Big data could become another driving factor behind unethical practices in AI-powered growth marketing. AI algorithms are fed massive amounts of data to analyze consumer behavior and personalize marketing campaigns. According to a study by McKinsey & Company, big data analytics has the potential to generate significant value for businesses, but it also presents significant risks to privacy and security (McKinsey & Company, 2016). Vast quantities of data collected by algorithms can be easily manipulated to create false patterns and trends, leading to skewed results and unethical practices. Having worked in technology companies with access to large data sets, I know that there are several levels upon which data can be biased, both in how we determine which signals to track, how we define them, and ultimately how we interpret what the data is telling us. The scary thing is that we don’t fully realize that we’re making biased decisions, because we think the data is objective.

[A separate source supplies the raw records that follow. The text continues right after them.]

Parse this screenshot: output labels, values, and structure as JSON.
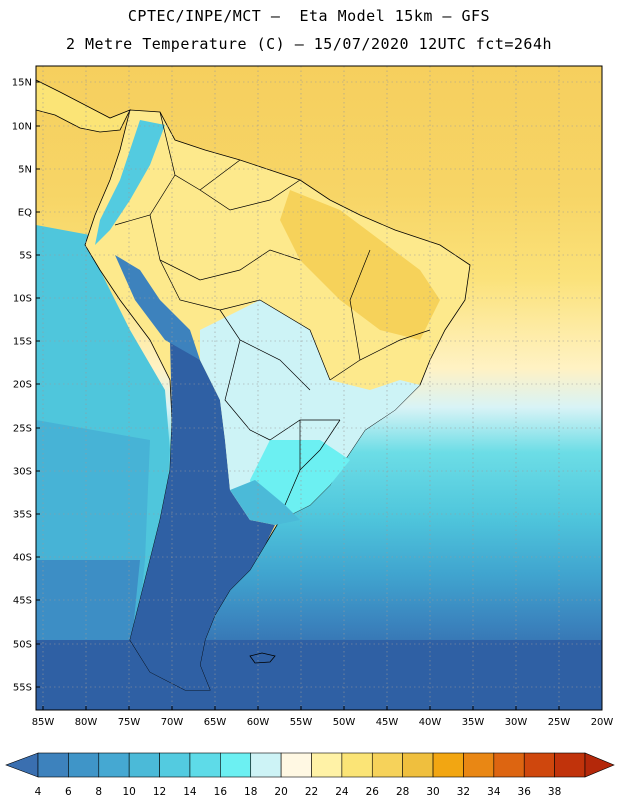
{
  "title_line1": "CPTEC/INPE/MCT –  Eta Model 15km – GFS",
  "title_line2": "2 Metre Temperature (C) – 15/07/2020 12UTC fct=264h",
  "lat_labels": [
    "15N",
    "10N",
    "5N",
    "EQ",
    "5S",
    "10S",
    "15S",
    "20S",
    "25S",
    "30S",
    "35S",
    "40S",
    "45S",
    "50S",
    "55S"
  ],
  "lon_labels": [
    "85W",
    "80W",
    "75W",
    "70W",
    "65W",
    "60W",
    "55W",
    "50W",
    "45W",
    "40W",
    "35W",
    "30W",
    "25W",
    "20W"
  ],
  "colorbar": {
    "labels": [
      "4",
      "6",
      "8",
      "10",
      "12",
      "14",
      "16",
      "18",
      "20",
      "22",
      "24",
      "26",
      "28",
      "30",
      "32",
      "34",
      "36",
      "38"
    ],
    "colors": [
      "#3a6fb0",
      "#3d82bd",
      "#3f95c8",
      "#45a8d2",
      "#4bbad8",
      "#53cbe0",
      "#5edbe8",
      "#6cf0f2",
      "#cdf3f6",
      "#fff8e3",
      "#fff2a6",
      "#fbe476",
      "#f6d25a",
      "#efbf3e",
      "#f2a612",
      "#e98714",
      "#dd6511",
      "#cf470d",
      "#c1330b",
      "#b4280a"
    ]
  }
}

One could even see a world in which perfectly fine-tuned AI, which is based on mathematical models and algorithms that are designed to analyze and interpret patterns in data, can lead to a worse or more mediocre customer experience overall. These algorithms struggle to understand the complexity of human behavior and the context in which these behaviors occur. According to a report by Harvard Business Review, AI algorithms are still limited in their ability to understand human behavior and the context in which it occurs, which can lead to homogenous and generic experiences for consumers (Harvest Business Review, 2020). As a result, AI-powered growth marketing can create homogenous and generic experiences for consumers, ignoring important cultural and contextual factors that can influence consumer behavior. Imagine a world where every experience on the Internet is a 3.5-star Yelp restaurant one – homogenous, not too good nor too bad. Optimized right for the crowd.
To address these ethical concerns and limitations in AI-powered marketing, I believe that businesses must take a responsible and ethical approach. This might come in the from of more businesses putting ethical guidelines front and center, in addition to their terms of services. We need a cultural system (or even formal regulation) that can ensure the right incentives for transparency and accountability in AI-driven marketing campaigns, protect consumer privacy and data security, and create meaningful and respectful experiences for consumers. Our best bet will be to find the sweet spot in combining AI with human intuition and creativity, and then putting together the charter upfront for how these interact.